La résorption de la conscience est concomitante avec celle de ses pensées. Celles-ci se ramènent à quatre-vingts types, dont trente-trois sont issus de l’aversion, quarante du désir et sept de l’opacité mentale. Pendant cette première phase, ce sont les trente-trois ­types de pensées connectées avec l’aversion, la haine et la colère, qui se dissolvent. Même si notre ennemi le plus féroce ou l’assassin de nos parents était devant nous, nous n’aurions plus d’aversion envers lui.

– Puis le principe rouge féminin se résorbe, il monte du nombril vers le cœur ; c’est alors l’expérience de luminosité rouge compa­rable à la lumière solaire. Pendant celle-ci, ce sont les quarante types de pensées connectées avec le désir et l’attachement qui ­cessent. Même si un être divin, une déesse ou un dieu, merveilleux et charmant, se présentait, nous n’éprouverions plus aucun désir.
– Lorsque les deux principes se résorbent dans le cœur, la cons­cience perd sa faculté de connaissance. C’est l’expérience de « luminosité » noire semblable à un bleu profond ou à une nuit obscure. Chez un être ordinaire, l’esprit sombre dans l’obscurité. À ce moment, les sept types de pensées en rapport avec l’opacité mentale cessent. Quel que soit alors le spectacle qui puisse apparaître, nous n’en penserions plus rien de bon ou de mauvais.
Tout ce processus de dissolution, depuis le début jusqu’à cette expérience de luminosité noire, est appelé le « bardo du moment de la mort ».

– À la fin de cette dissolution se révèle la claire lumière, la nature fondamentale de l’esprit. Tous les êtres en font l’expérience, mais un être ordinaire ne la reconnaît pas et, pour lui s’y substitue une période d’absence d’expérience, d’inconscience. C’est l’absence de réalisation, l’ignorance, qui fait sombrer l’être ordinaire dans cette phase d’inconscience complète qui remplace l’expérience de la claire lumière. Mais, même si elle est extrêmement fugace et n’est pas reconnue, cette expérience de claire lumière apparaît chez tout être.

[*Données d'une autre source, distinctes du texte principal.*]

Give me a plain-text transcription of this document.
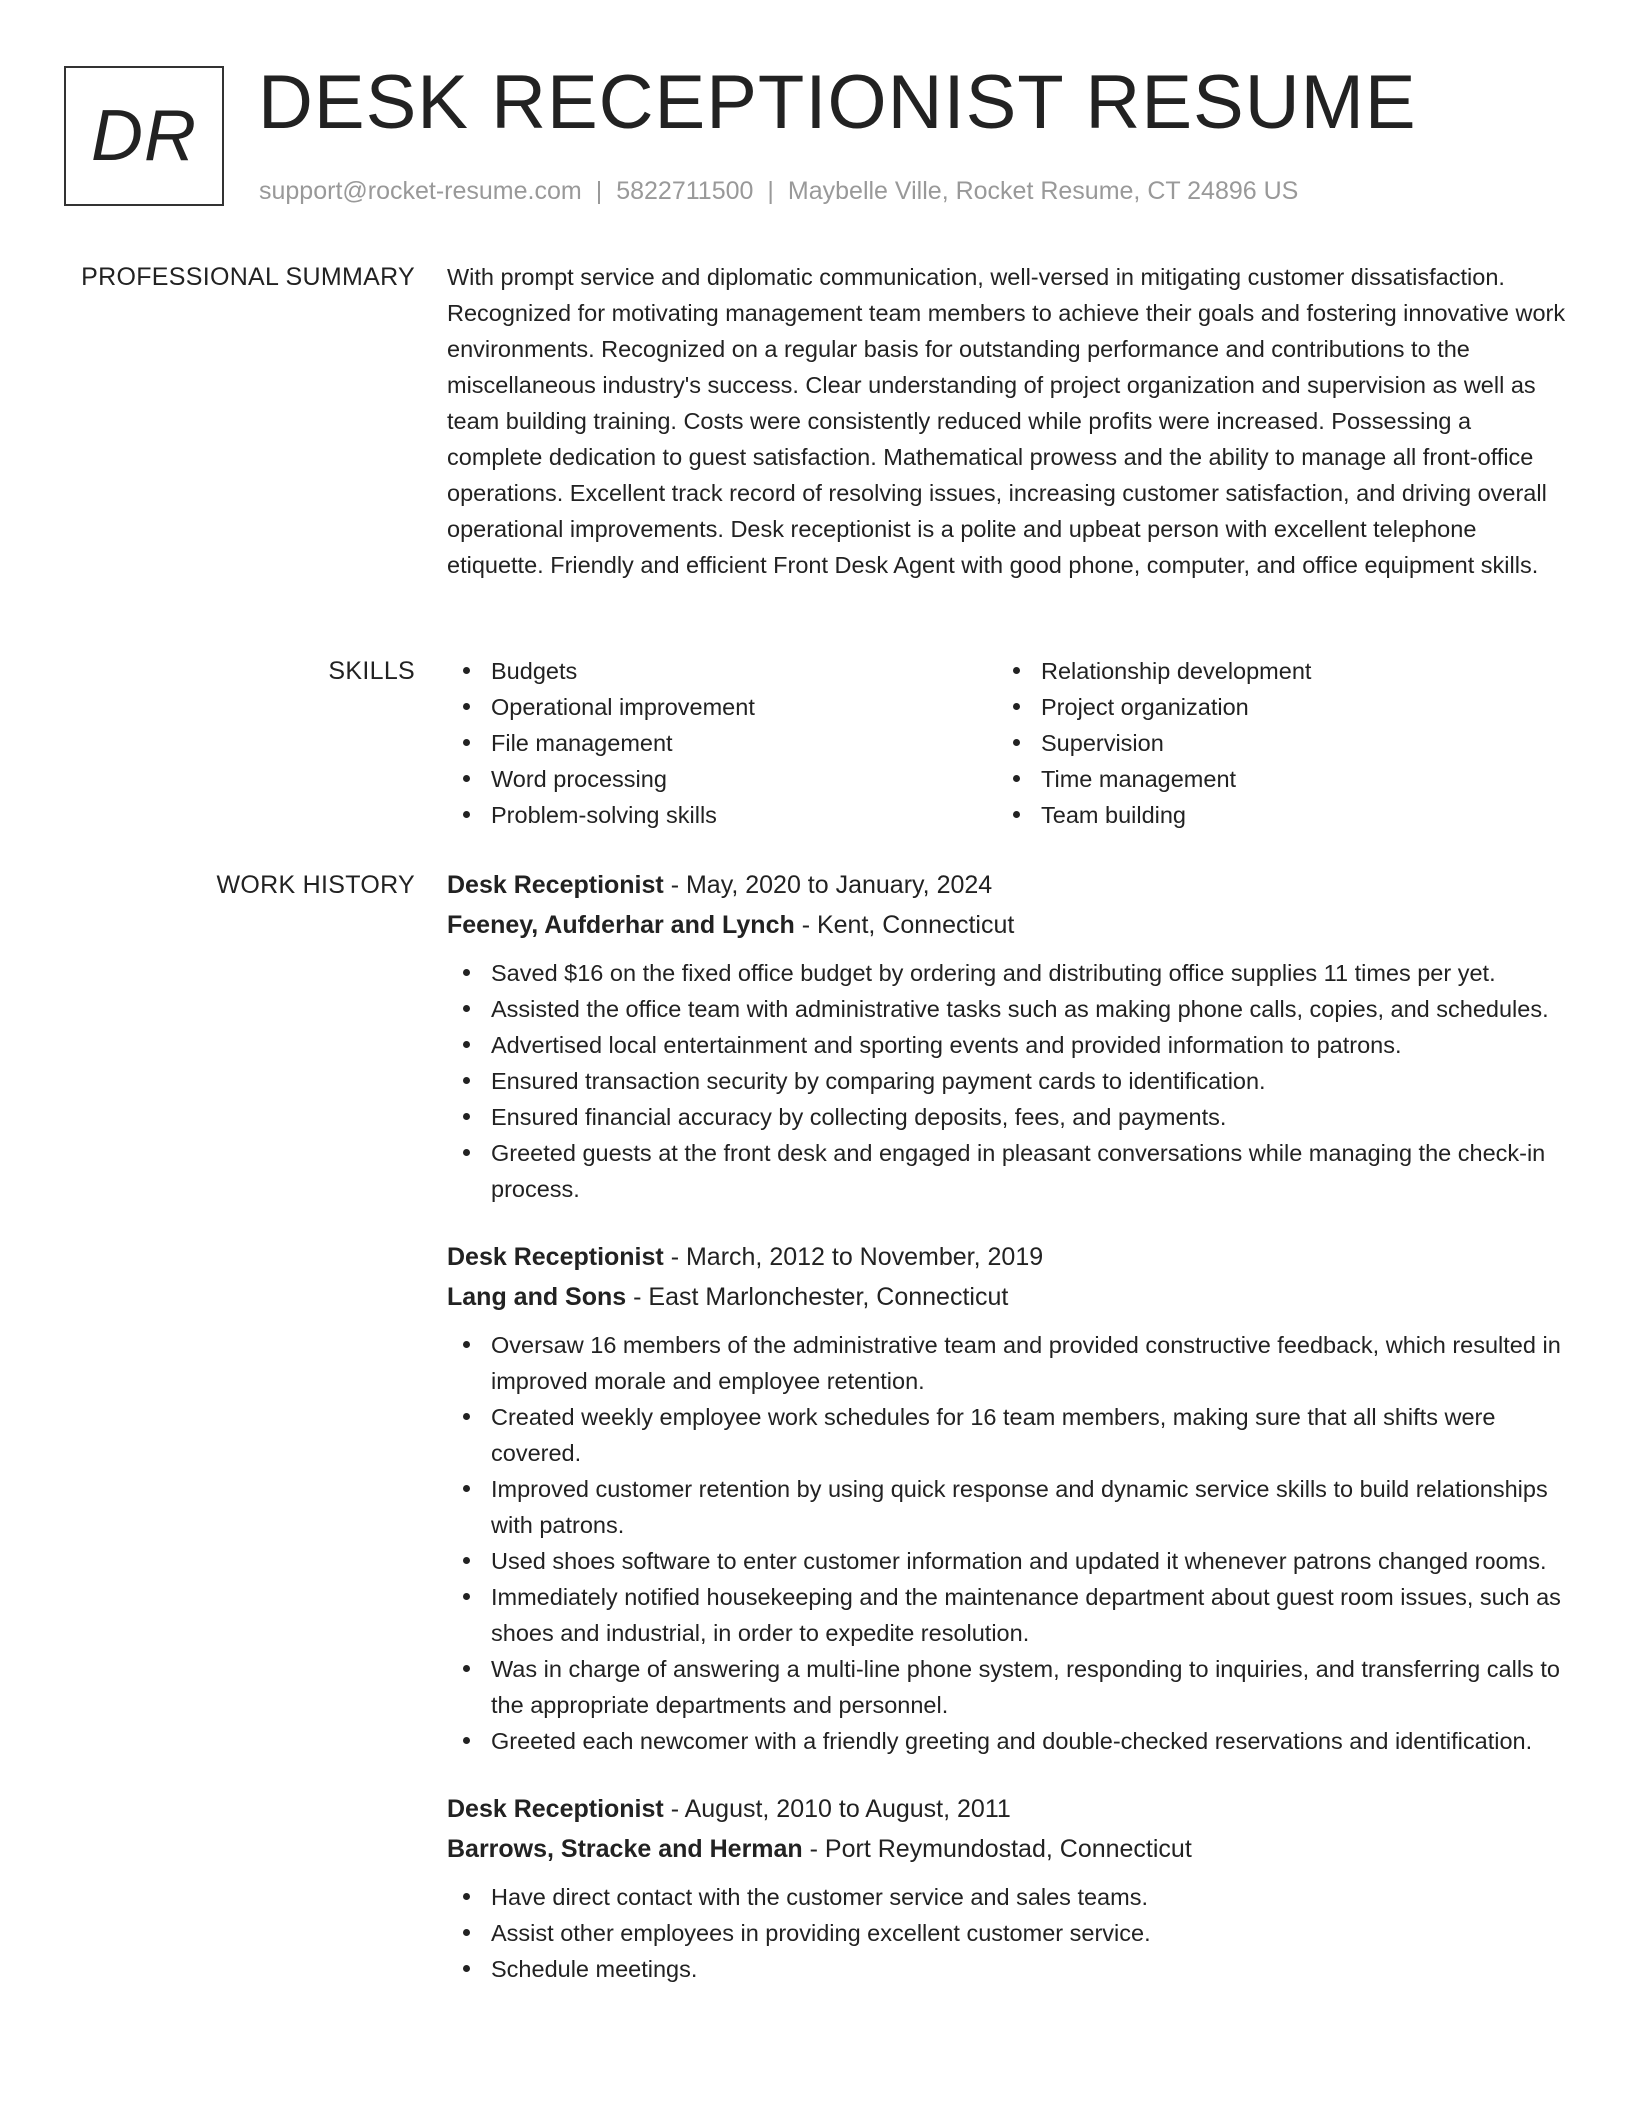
DR DESK RECEPTIONIST RESUME
support@rocket-resume.com | 5822711500 | Maybelle Ville, Rocket Resume, CT 24896 US
PROFESSIONAL SUMMARY With prompt service and diplomatic communication, well-versed in mitigating customer dissatisfaction. Recognized for motivating management team members to achieve their goals and fostering innovative work environments. Recognized on a regular basis for outstanding performance and contributions to the miscellaneous industry's success. Clear understanding of project organization and supervision as well as team building training. Costs were consistently reduced while profits were increased. Possessing a complete dedication to guest satisfaction. Mathematical prowess and the ability to manage all front-office operations. Excellent track record of resolving issues, increasing customer satisfaction, and driving overall operational improvements. Desk receptionist is a polite and upbeat person with excellent telephone etiquette. Friendly and efficient Front Desk Agent with good phone, computer, and office equipment skills.

SKILLS	Budgets
Operational improvement
File management
Word processing
Problem-solving skills
Relationship development
Project organization
Supervision
Time management
Team building
WORK HISTORY Desk Receptionist - May, 2020 to January, 2024
Feeney, Aufderhar and Lynch - Kent, Connecticut
Saved $16 on the fixed office budget by ordering and distributing office supplies 11 times per yet.
Assisted the office team with administrative tasks such as making phone calls, copies, and schedules.
Advertised local entertainment and sporting events and provided information to patrons.
Ensured transaction security by comparing payment cards to identification.
Ensured financial accuracy by collecting deposits, fees, and payments.
Greeted guests at the front desk and engaged in pleasant conversations while managing the check-in process.
Desk Receptionist - March, 2012 to November, 2019
Lang and Sons - East Marlonchester, Connecticut
Oversaw 16 members of the administrative team and provided constructive feedback, which resulted in improved morale and employee retention.
Created weekly employee work schedules for 16 team members, making sure that all shifts were covered.
Improved customer retention by using quick response and dynamic service skills to build relationships with patrons.
Used shoes software to enter customer information and updated it whenever patrons changed rooms.
Immediately notified housekeeping and the maintenance department about guest room issues, such as shoes and industrial, in order to expedite resolution.
Was in charge of answering a multi-line phone system, responding to inquiries, and transferring calls to the appropriate departments and personnel.
Greeted each newcomer with a friendly greeting and double-checked reservations and identification.
Desk Receptionist - August, 2010 to August, 2011
Barrows, Stracke and Herman - Port Reymundostad, Connecticut
Have direct contact with the customer service and sales teams.
Assist other employees in providing excellent customer service.
Schedule meetings.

Par contre, si l’on a, de son vivant, reconnu la véritable nature de l’esprit, c’est-à-dire si l’on a réalisé ce qui est nommé « Mahâmudrâ », à ce moment final du bardo de la mort, l’esprit peut reconnaître la claire lumière fondamentale et, dans la mesure où la réalisation en est stable, y rester absorbé.

Pour un tel yogi, la claire lumière fille, celle qui a été expérimentée pendant sa vie, et la claire lumière mère, fondamentale, s’unissent. C’est alors l’état de bouddha.